Nimbus becomes an operational bottleneck because:

  1. The Nimbus scheduler does not support resource reservation and isolation. Storm workers belonging to different topologies but running on the same machine can interfere with each other.
  2. At very large numbers, Zookeeper becomes the bottleneck.
  3. When the Nimbus fails, the users are neither able to submit any new topologies nor kill existing ones. Furthermore, when Nimbus fails, any existing topology that undergoes failures cannot be automatically detected and recovered.

Disadvantages of fail-fast mechanism

If the receiver component is unable to handle incoming data/tuples, then the sender simply drops tuples.

The fail-fast mechanism is used to drop the long tail tasks in approximations. But it has the following disadvantages:

  1. If acknowledgements are disabled, this mechanism will result in unbounded tuple drops, making it hard to get visibility about these drops.
  2. Work done by upstream components is lost.
  3. System behavior becomes less predictable.

Unpredictable performance during topology execution

  1. A tuple failure anywhere in the tuple tree leads to failure of the entire tuple tree.
  2. Topologies consuming large amount of RAM for a worker encounter garbage collection (GC) cycles greater than a minute, resulting in high latencies and high tuple failure rates.
  3. In some cases, there is a lot of contention at the transfer queues, especially when a worker runs several executors.

The Heron Solution


Heron runs topologies. A topology is a directed acyclic graph of spouts and bolts. Like Storm, spouts generate the input tuples that are fed into the topology, and bolts do the actual computation.

Like Spark Tasks,

A Heron topology is equivalent to a logical query plan in a database system. Such a logical plan is translated into a physical plan before actual execution.

Topology Master

Topology Master is similar to the Application Master in YARN. TM is not involved in the data processing path, it is not a bottleneck.

Stream Manager

The key function of the Stream Manager (SM) is to manage the routing of tuples efficiently. Each Heron Instance (HI) connects to its local SM to send and receive tuples. All the SMs in a topology connect between themselves to form a O(k^2) connection network, where k is the number of containers/SMs in the physical plan of the topology.

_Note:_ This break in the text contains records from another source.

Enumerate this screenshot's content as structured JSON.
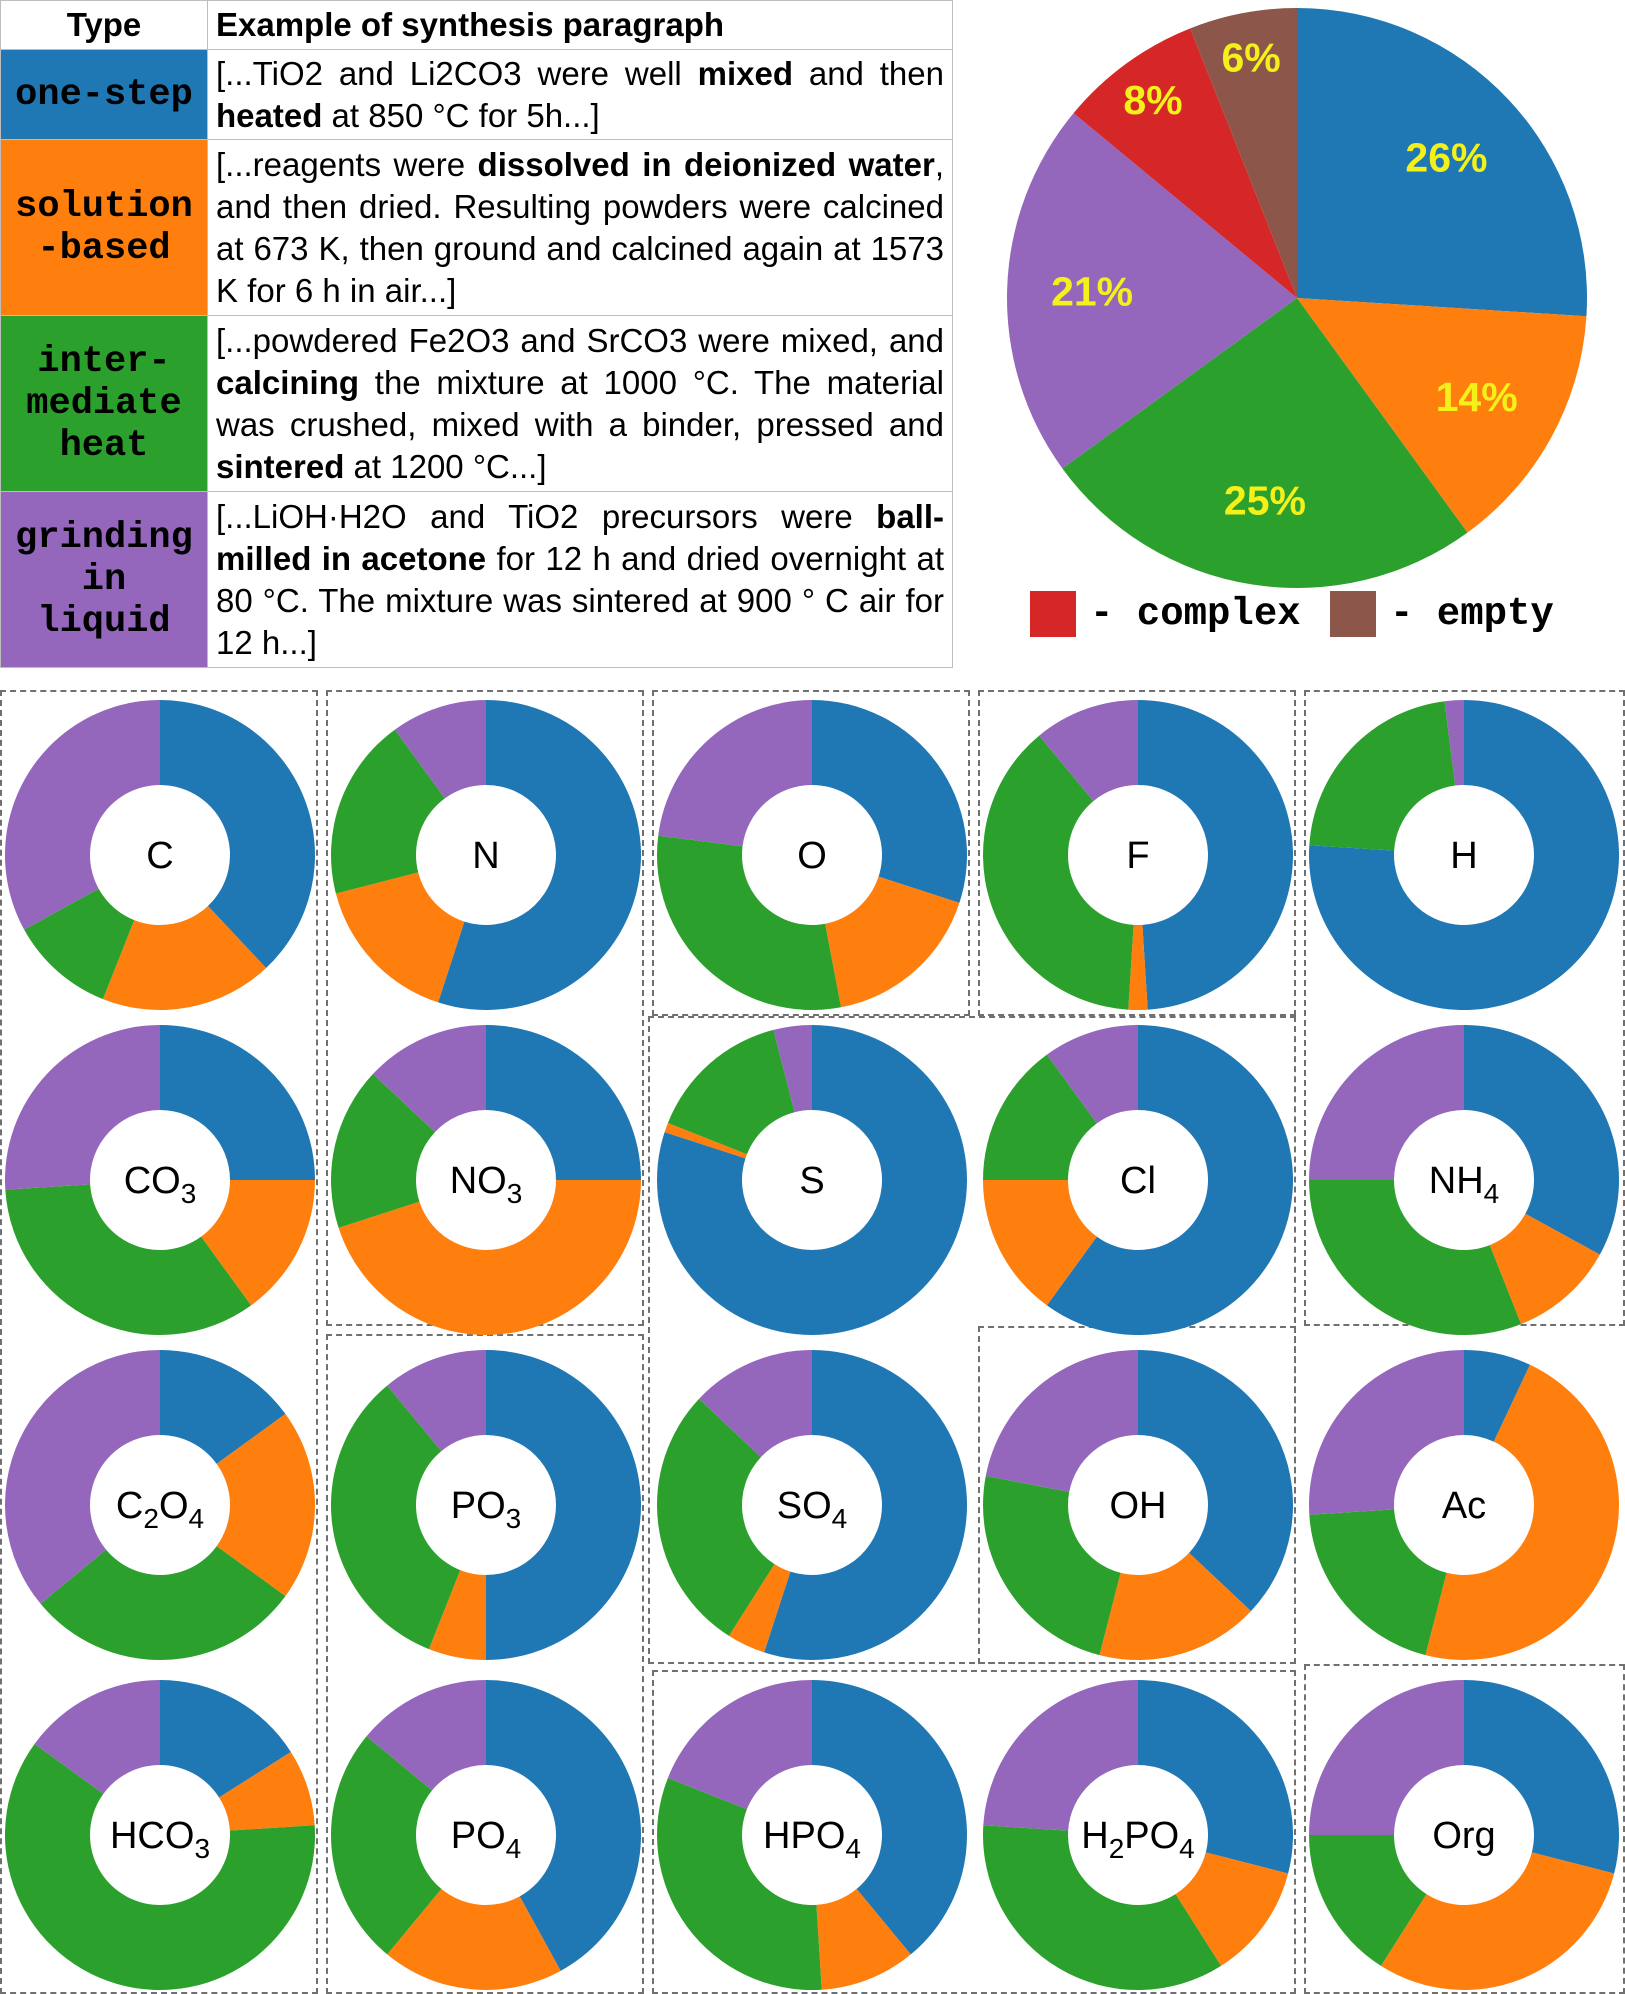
{
  "table": {
    "headers": [
      "Type",
      "Example of synthesis paragraph"
    ],
    "rows": [
      {
        "type": "one-step",
        "color": "#1f77b4",
        "text_color": "#000000",
        "paragraph": [
          {
            "t": "[...TiO2 and Li2CO3 were well "
          },
          {
            "t": "mixed",
            "b": true
          },
          {
            "t": " and then "
          },
          {
            "t": "heated",
            "b": true
          },
          {
            "t": " at 850 °C for 5h...]"
          }
        ]
      },
      {
        "type": "solution\n-based",
        "color": "#ff7f0e",
        "text_color": "#000000",
        "paragraph": [
          {
            "t": "[...reagents were "
          },
          {
            "t": "dissolved in deionized water",
            "b": true
          },
          {
            "t": ", and then dried. Resulting powders were calcined at 673 K, then ground and calcined again at 1573 K for 6 h in air...]"
          }
        ]
      },
      {
        "type": "inter-\nmediate\nheat",
        "color": "#2ca02c",
        "text_color": "#000000",
        "paragraph": [
          {
            "t": "[...powdered Fe2O3 and SrCO3 were mixed, and "
          },
          {
            "t": "calcining",
            "b": true
          },
          {
            "t": " the mixture at 1000 °C. The material was crushed, mixed with a binder, pressed and "
          },
          {
            "t": "sintered",
            "b": true
          },
          {
            "t": " at 1200 °C...]"
          }
        ]
      },
      {
        "type": "grinding\nin\nliquid",
        "color": "#9467bd",
        "text_color": "#000000",
        "paragraph": [
          {
            "t": "[...LiOH·H2O and TiO2 precursors were "
          },
          {
            "t": "ball-milled in acetone",
            "b": true
          },
          {
            "t": " for 12 h and dried overnight at 80 °C. The mixture was sintered at 900 ° C air for 12 h...]"
          }
        ]
      }
    ]
  },
  "colors": {
    "one_step": "#1f77b4",
    "solution": "#ff7f0e",
    "intermediate": "#2ca02c",
    "grinding": "#9467bd",
    "complex": "#d62728",
    "empty": "#8c564b",
    "label": "#f4f01a"
  },
  "legend": [
    {
      "label": "- complex",
      "color": "#d62728"
    },
    {
      "label": "- empty",
      "color": "#8c564b"
    }
  ],
  "chart_data": [
    {
      "type": "pie",
      "title": "",
      "categories": [
        "one-step",
        "solution-based",
        "intermediate heat",
        "grinding in liquid",
        "complex",
        "empty"
      ],
      "values": [
        26,
        14,
        25,
        21,
        8,
        6
      ],
      "labels": [
        "26%",
        "14%",
        "25%",
        "21%",
        "8%",
        "6%"
      ],
      "colors": [
        "#1f77b4",
        "#ff7f0e",
        "#2ca02c",
        "#9467bd",
        "#d62728",
        "#8c564b"
      ],
      "start": "12 o'clock, clockwise"
    },
    {
      "type": "donut-grid",
      "series_order": [
        "one-step",
        "solution-based",
        "intermediate heat",
        "grinding in liquid"
      ],
      "series_colors": [
        "#1f77b4",
        "#ff7f0e",
        "#2ca02c",
        "#9467bd"
      ],
      "donuts": [
        {
          "label": "C",
          "sub": "",
          "tail": "",
          "values": [
            38,
            18,
            11,
            33
          ]
        },
        {
          "label": "N",
          "sub": "",
          "tail": "",
          "values": [
            55,
            16,
            19,
            10
          ]
        },
        {
          "label": "O",
          "sub": "",
          "tail": "",
          "values": [
            30,
            17,
            30,
            23
          ]
        },
        {
          "label": "F",
          "sub": "",
          "tail": "",
          "values": [
            49,
            2,
            38,
            11
          ]
        },
        {
          "label": "H",
          "sub": "",
          "tail": "",
          "values": [
            76,
            0,
            22,
            2
          ]
        },
        {
          "label": "CO",
          "sub": "3",
          "tail": "",
          "values": [
            25,
            15,
            34,
            26
          ]
        },
        {
          "label": "NO",
          "sub": "3",
          "tail": "",
          "values": [
            25,
            45,
            17,
            13
          ]
        },
        {
          "label": "S",
          "sub": "",
          "tail": "",
          "values": [
            80,
            1,
            15,
            4
          ]
        },
        {
          "label": "Cl",
          "sub": "",
          "tail": "",
          "values": [
            60,
            15,
            15,
            10
          ]
        },
        {
          "label": "NH",
          "sub": "4",
          "tail": "",
          "values": [
            33,
            11,
            31,
            25
          ]
        },
        {
          "label": "C",
          "sub": "2",
          "tail": "O4",
          "values": [
            15,
            20,
            29,
            36
          ]
        },
        {
          "label": "PO",
          "sub": "3",
          "tail": "",
          "values": [
            50,
            6,
            33,
            11
          ]
        },
        {
          "label": "SO",
          "sub": "4",
          "tail": "",
          "values": [
            55,
            4,
            28,
            13
          ]
        },
        {
          "label": "OH",
          "sub": "",
          "tail": "",
          "values": [
            37,
            17,
            24,
            22
          ]
        },
        {
          "label": "Ac",
          "sub": "",
          "tail": "",
          "values": [
            7,
            47,
            20,
            26
          ]
        },
        {
          "label": "HCO",
          "sub": "3",
          "tail": "",
          "values": [
            16,
            8,
            61,
            15
          ]
        },
        {
          "label": "PO",
          "sub": "4",
          "tail": "",
          "values": [
            42,
            19,
            25,
            14
          ]
        },
        {
          "label": "HPO",
          "sub": "4",
          "tail": "",
          "values": [
            39,
            10,
            32,
            19
          ]
        },
        {
          "label": "H",
          "sub": "2",
          "tail": "PO4",
          "values": [
            29,
            12,
            35,
            24
          ]
        },
        {
          "label": "Org",
          "sub": "",
          "tail": "",
          "values": [
            29,
            30,
            16,
            25
          ]
        }
      ]
    }
  ]
}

Stream Manager use backpressure mechanism instead of fail-fast mechanism. If the later/downstream stages are running slow, then the earlier/upstream stages will be slow down by the backpressure mechanism. The backpressure mechanism exist in many component, such as TCP, Spout and Stage scheduler.

Heron Instance

The HIs have two threads namely, a Gateway thread and a Task Execution thread. The Gateway thread is responsible for controlling all the communication and data movement in and out from the HI. The Task Execution thread runs user code.

How Heron Address the problems?

  1. The provisioning of resources is abstracted from the duties of the cluster manger.
  2. Each HI is executing only a single task.
  3. The design makes it transparent as to which component of the topology is failing or slowing down.
  4. Heron allows component-level resource allocation, thereby avoiding unnecessary over-provisioning.
  5. Having a Topology Manager per topology enables them to be managed independently.
  6. The backpressure mechanism gives a consistent rate of delivering results and a way to reason about the system. It is also a key mechanism that supports migration of topologies from one set of containers to another.
  7. No single point of failure.


So let’s rethink the problem of Storm. One of the author (Github) saids that the Storm has better resource usage for small scale stream processing, while the Heron is designed for large scale.

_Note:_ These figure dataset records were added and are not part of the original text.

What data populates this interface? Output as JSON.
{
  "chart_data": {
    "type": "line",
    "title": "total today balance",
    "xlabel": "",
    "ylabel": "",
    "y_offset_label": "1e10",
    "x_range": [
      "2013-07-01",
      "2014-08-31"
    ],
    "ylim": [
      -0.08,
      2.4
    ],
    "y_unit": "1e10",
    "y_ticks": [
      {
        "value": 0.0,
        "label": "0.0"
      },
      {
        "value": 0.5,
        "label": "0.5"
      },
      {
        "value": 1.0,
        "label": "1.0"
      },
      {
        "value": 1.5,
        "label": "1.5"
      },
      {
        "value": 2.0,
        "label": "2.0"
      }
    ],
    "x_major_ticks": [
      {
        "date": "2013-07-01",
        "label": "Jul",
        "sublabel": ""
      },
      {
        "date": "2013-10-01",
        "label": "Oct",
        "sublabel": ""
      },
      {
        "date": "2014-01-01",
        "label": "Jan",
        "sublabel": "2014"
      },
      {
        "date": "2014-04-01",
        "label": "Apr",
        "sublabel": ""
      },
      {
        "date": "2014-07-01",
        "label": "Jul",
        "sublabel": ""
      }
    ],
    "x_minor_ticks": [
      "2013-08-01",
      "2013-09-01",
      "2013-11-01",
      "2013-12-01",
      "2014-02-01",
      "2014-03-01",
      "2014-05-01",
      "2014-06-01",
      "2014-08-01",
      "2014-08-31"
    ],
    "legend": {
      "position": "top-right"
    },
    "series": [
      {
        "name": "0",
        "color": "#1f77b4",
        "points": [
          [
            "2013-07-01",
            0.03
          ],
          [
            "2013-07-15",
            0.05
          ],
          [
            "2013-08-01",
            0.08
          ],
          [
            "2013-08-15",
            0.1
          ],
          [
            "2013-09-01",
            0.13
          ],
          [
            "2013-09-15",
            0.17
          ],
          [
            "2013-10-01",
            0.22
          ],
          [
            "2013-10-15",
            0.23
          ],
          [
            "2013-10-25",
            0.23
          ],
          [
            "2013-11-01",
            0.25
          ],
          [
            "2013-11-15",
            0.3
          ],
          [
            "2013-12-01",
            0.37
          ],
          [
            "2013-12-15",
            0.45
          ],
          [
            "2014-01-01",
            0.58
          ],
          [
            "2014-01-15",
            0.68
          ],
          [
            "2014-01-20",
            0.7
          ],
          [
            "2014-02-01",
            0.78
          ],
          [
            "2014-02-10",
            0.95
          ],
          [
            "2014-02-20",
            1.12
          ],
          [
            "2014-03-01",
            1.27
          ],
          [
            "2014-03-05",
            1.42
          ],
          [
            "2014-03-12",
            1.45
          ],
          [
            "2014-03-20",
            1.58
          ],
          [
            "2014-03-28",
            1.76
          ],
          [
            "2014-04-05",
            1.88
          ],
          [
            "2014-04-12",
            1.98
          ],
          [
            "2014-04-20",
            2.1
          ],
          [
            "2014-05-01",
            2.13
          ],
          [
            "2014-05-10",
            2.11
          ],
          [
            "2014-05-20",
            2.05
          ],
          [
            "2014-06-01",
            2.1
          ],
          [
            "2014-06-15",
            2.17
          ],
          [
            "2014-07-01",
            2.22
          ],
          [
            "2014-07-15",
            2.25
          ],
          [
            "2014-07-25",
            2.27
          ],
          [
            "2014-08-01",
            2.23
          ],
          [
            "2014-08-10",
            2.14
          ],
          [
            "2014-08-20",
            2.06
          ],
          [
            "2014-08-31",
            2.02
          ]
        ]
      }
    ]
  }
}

The major design difference of Storm and Heron is the level of resource isolation and the number of globally shared resources.

In Storm, topologies share the Nimbus, thus unable to track the resource usage of each topology. This design is better for the homogeneous tasks (which is the basic assumption of Storm). Nimbus can be the bottle neck of large scale processing.

In Heron, there is no single point of bottle neck. And because of the component-level resource allocation, we can track/debug each component and do more optimizing for performance, scability, stability. Backpressure mechanism is one of the optimizing example.